In 1866 the University moved to raise a sum of money referred to as the Permanent Fund, the Permanent Endowment, or simply the Endowment. Wesleyan collected $93,153.01, although a substantial amount of this sum was in notes not paid until after William Hoyt became treasurer in 1878. In the late 19th century, endowment income supplied between 60 percent and 80 percent of Wesleyan’s revenue.

Since then, the endowment has been built through investment returns and the generosity of Wesleyan stakeholders.

Major gifts to the endowment have occasionally come from unexpected sources. For instance, in 1934 Charles Morse bequeathed almost $2.7 million to the University, boosting the endowment by 53 percent. Morse had no prior tie to the University, but he had a business relationship with a Methodist minister whose sons were educated at Wesleyan, and Morse and his brother Alfred decided to honor their mother with a gift to the University.

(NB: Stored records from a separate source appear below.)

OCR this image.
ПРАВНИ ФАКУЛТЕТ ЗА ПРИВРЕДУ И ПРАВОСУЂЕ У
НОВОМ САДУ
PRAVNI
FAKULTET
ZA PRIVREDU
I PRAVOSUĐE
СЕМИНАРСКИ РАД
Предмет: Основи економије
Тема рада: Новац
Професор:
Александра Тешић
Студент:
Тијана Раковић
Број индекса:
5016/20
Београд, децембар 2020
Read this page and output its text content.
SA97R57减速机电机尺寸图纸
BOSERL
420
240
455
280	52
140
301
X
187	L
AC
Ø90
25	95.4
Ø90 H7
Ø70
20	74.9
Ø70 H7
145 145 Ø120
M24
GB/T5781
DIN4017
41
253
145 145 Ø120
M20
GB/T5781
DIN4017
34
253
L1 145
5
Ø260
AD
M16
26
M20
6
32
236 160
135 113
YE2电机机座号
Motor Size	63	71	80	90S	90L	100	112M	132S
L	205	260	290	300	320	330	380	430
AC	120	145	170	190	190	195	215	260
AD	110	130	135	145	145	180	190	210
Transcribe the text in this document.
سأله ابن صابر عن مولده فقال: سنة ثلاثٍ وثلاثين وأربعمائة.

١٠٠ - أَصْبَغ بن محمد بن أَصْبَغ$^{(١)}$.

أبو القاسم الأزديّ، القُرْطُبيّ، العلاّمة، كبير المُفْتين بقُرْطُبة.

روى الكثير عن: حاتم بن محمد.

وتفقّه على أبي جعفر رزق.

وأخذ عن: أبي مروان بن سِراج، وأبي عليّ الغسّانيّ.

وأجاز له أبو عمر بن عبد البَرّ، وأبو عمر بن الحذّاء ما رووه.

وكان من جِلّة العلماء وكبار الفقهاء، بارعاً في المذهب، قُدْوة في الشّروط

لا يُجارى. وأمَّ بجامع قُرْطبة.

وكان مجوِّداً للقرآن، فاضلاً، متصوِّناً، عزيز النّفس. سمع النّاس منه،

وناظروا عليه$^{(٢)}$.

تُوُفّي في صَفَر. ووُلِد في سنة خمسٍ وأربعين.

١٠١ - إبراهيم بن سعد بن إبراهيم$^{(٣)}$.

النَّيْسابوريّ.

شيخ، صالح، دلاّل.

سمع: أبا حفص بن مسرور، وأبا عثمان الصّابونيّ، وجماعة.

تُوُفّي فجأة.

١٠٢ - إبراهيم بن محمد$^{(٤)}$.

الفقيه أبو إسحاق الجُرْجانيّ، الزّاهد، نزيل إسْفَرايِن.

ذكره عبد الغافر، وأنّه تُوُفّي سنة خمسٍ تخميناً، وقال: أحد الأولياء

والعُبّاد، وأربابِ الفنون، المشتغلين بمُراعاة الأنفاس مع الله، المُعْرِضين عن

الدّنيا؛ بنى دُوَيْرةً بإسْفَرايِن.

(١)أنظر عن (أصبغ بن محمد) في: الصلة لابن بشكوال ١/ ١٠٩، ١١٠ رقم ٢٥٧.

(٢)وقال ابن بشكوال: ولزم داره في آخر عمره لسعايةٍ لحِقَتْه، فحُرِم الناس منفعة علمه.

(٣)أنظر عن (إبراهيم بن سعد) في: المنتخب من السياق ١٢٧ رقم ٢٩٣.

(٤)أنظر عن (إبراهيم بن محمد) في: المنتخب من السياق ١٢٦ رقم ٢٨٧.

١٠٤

The gift that had the most impact on the endowment came from George Davison, class of 1892 and chair of the Board from 1928 to 1943. In 1953, Wesleyan received his bequest of $6.3 million, which almost doubled the value of Wesleyan’s endowment and substantially increased the annual income from invested funds.

Stuart Hedden, Class of 1919, trustee and chair of the Board’s Finance Committee from 1942 to 1955, made a personal fortune on Wall Street and, applying his skill on Wesleyan’s behalf, increased the common stock portion of the endowment portfolio from 38 percent to 49 percent within a two-year period (1943–45). Hedden became the architect of Wesleyan’s financial prosperity in the 1950s.

In the 1960s, the endowment increased rapidly after Wesleyan sold American Education Publications (including its flagship publication, My Weekly Reader) to Xerox for 400,000 shares of Xerox stock. Much of the proceeds were used to transform the University. The number of faculty and students grew substantially. Physical assets improved markedly with the construction of Hall-Atwater and the Science Center in the late 1960s, followed soon after by the Center for the Arts.

In more recent times, generous donors have substantially increased the value of Wesleyan’s endowment in response to capital campaigns. President Emeritus Colin G. Campbell Hon. ’79 led the University’s first successful campaign in the post-WWII period and raised $63 million. Wesleyan’s capacity to raise funds has since followed a rapidly rising trajectory from the $281 million raised by President Emeritus Douglas J. Bennet ’59 to, most recently, the highly successful THIS IS WHY campaign, led by President Michael S. Roth ’78, which raised $482 million.